Usually I post updates about DiskDigger on its own website, but my most recent round of updates merits a slight technical digression.

Previous versions of DiskDigger and FileSystemAnalyzer have already had basic support for 4K-native disk drives, i.e. drives that have 4 KiB sectors instead of the usual 512 bytes. However, only recently have I been able to test this support more thoroughly, fixing a few bugs along the way. 4K-native drives have been around for a while, and in fact most modern drives already use 4K sectors natively under the hood, but simply emulate 512-byte sectors to the outside world. However, increasingly we’re seeing more drives that no longer emulate 512-byte sectors (exposing the native 4K sectors to the operating system), as well as users who are opting to reconfigure the firmware of their drive to use 4K sectors instead of 512-byte emulation. DiskDigger and FileSystemAnalyzer can now handle all of these cases when mounting and searching file systems that might be present on such disks (FAT, NTFS, ext4, etc).

I did most of my testing and experimenting using a real 4Kn drive, but some testing I did with emulated disk images. Here is how you can configure qemu to treat a disk image as a 4Kn drive:

qemu-system-x86_64.exe -machine q35 -m 8G -boot d -cdrom "linux.iso" -drive file=mydisk.vdi,if=none,format=vdi,id=D24 -device nvme,drive=D24,serial=1234,logical_block_size=4096,physical_block_size=4096

The above example boots qemu from an ISO file, which can be a Linux live DVD, and makes the hard disk become a NVMe device, which allows us to configure its physical and logical block size, which we set to 4096. Linux should detect this NVMe device automatically, which will then let you create partitions and file systems on it for experimentation.


The other interesting update has to do with ancient retro file systems that are supported by FileSystemAnalyzer (and by extension DiskDigger). By coincidence, I’ve been contacted by multiple people in a short span of time regarding recovering data from Xenix file systems which they’ve saved as binary disk images. One image is from an Intel System 320 Multibus System owned by Herb Johnson of retrotechnology.com, and another is from an owner of an Altos 586 system in New Zealand.

image

Each of these images used a slightly different version of the Xenix file system, each of which use a different structure for their superblock (and each of which is different from the Xenix/SysV support that’s built into the current version of the Linux kernel). This took a bit of effort to reverse-engineer, but ultimately wasn’t too difficult to crack and integrate into FileSystemAnalyzer.

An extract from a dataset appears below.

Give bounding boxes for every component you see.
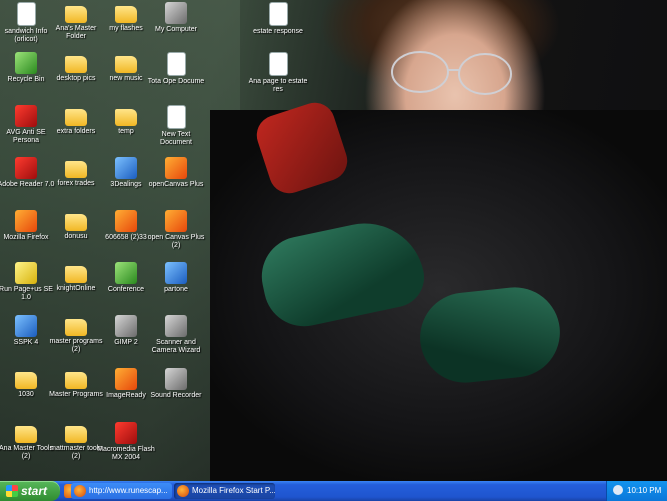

The nice thing about dealing with very old data formats is that they’re usually very simple, not to say primitive. Best of all, these Xenix images contain C header files that actually describe their own filesystem structure (can I call them eigenheaders?), which I was able to use for refining and solidifying support for these file systems.

image

I even learned something else that was new to me: in addition to little-endian and big-endian byte orders, there’s also something called “middle-endian” or “PDP-11-endian”, where 16-bit values are stored in native little-endian order, but 32-bit long integers are composed of two 16-bit words in big-endian order (while the numbers in both 16-bit halves are still little-endian). This was the encoding used by the PDP-11 system, and apparently also by the Altos 586 system which was running this version of Xenix. All of these variations are now supported in FileSystemAnalyzer.